On a year-to-date basis, the Nifty PSU bank index has cracked 17 percent as against a 13 percent rise in the benchmark Nifty.
Allahabad Bank, Indian Bank, Central Bank of India, Oriental Bank, Union Bank of India and Bank of India have declined between 30-60 percent just in 2019. Other losers include Syndicate Bank, J&K Bank, Punjab National Bank, Canara Bank and Bank of Baroda, which have dipped between 15-25 percent in this time.
However, State Bank of India (SBI) has been an exception, gaining around 12 percent in 2019. SBI, which was trading around Rs 295 at the beginning of the year is now at Rs 335 per share, up 45 percent. The bank hit its all-time high level of Rs 373.70 on July 18, 2019, and a 52-week low of Rs 244.35 on October 9, 2019.
For Q2, the bank reported a net profit for the September quarter to Rs 3,011.73 crore. The lender had posted a profit of Rs 944.87 crore in the same quarter last year. However, recently, Reserve Bank of India found that SBI has under-reported bad loans by Rs 11,932 crore in the year ended 31 March 2019.

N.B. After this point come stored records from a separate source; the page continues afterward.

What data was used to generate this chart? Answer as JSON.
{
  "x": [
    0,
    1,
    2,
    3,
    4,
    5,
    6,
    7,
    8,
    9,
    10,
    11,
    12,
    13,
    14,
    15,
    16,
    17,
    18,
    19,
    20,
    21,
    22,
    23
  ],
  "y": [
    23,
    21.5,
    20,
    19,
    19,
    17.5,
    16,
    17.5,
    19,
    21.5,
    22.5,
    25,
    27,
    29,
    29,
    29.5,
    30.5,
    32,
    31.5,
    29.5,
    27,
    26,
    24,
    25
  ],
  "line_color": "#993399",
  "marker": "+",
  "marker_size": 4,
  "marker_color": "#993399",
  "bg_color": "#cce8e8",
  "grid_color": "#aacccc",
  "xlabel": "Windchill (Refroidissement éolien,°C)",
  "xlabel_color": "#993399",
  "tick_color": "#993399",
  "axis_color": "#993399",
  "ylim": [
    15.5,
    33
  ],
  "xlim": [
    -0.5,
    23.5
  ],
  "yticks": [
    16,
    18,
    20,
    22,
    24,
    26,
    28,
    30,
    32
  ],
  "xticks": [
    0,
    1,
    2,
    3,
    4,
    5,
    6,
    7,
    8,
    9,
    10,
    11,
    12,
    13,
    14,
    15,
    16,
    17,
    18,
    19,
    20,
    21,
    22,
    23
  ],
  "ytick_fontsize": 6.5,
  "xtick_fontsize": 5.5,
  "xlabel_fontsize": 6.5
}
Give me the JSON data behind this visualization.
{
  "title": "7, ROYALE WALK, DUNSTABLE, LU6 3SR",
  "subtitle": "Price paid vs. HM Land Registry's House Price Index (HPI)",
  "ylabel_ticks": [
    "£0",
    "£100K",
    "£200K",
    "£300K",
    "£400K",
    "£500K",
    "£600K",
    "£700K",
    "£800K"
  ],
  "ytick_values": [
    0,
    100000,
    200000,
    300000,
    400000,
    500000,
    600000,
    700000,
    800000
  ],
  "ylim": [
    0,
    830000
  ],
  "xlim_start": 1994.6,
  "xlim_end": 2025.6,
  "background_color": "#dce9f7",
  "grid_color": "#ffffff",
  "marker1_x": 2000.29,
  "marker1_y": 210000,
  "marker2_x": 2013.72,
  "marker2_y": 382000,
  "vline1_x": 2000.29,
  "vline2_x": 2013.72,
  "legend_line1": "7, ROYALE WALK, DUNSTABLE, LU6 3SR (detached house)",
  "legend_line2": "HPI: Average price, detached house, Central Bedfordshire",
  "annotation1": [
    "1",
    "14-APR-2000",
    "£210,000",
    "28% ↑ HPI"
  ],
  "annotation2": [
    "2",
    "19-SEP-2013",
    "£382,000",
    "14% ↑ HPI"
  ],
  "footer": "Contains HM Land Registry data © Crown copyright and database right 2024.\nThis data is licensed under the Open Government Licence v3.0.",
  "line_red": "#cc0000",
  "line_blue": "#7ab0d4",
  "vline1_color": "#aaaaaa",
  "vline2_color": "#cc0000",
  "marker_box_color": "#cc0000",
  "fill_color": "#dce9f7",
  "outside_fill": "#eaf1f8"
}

The bank had reported Rs 65,895 crore net NPAs during the year, while the RBI assessed it at Rs 77,827 crore, leaving a gap of Rs 11,932 crore. The divergence in provisioning also increased by Rs 12,036 crore for the fiscal ended March 2019. However, among PSU banks, SBI is the most preferred stock for most analysts.
"SBI’s significantly large and strong liability franchise gives it a strong CoF advantage giving it market-making leadership in certain key product segments in retail and undisputed leadership in the corporate segment. This has driven the strong core earnings," India Nivesh said in a report.
It added that the recent resolution of a large stressed steel asset is finally beginning to set in motion long-awaited recoveries from written-off assets and this should translate the push up the normalised core operating profit assets resulting in a stronger bottom line.
Coupled with an upward bias to SBI’s banking business valuation, the brokerage believes SBI provides strong upside potential.
However, for the overall PSU Bank sector, BOB Capital has a bleak outlook for FY20. It does not expect any material improvement in credit growth for FY20. At the same time, as public sector banks grapple with the mega consolidation exercise, private banks will be able to step in and augment market share, it added.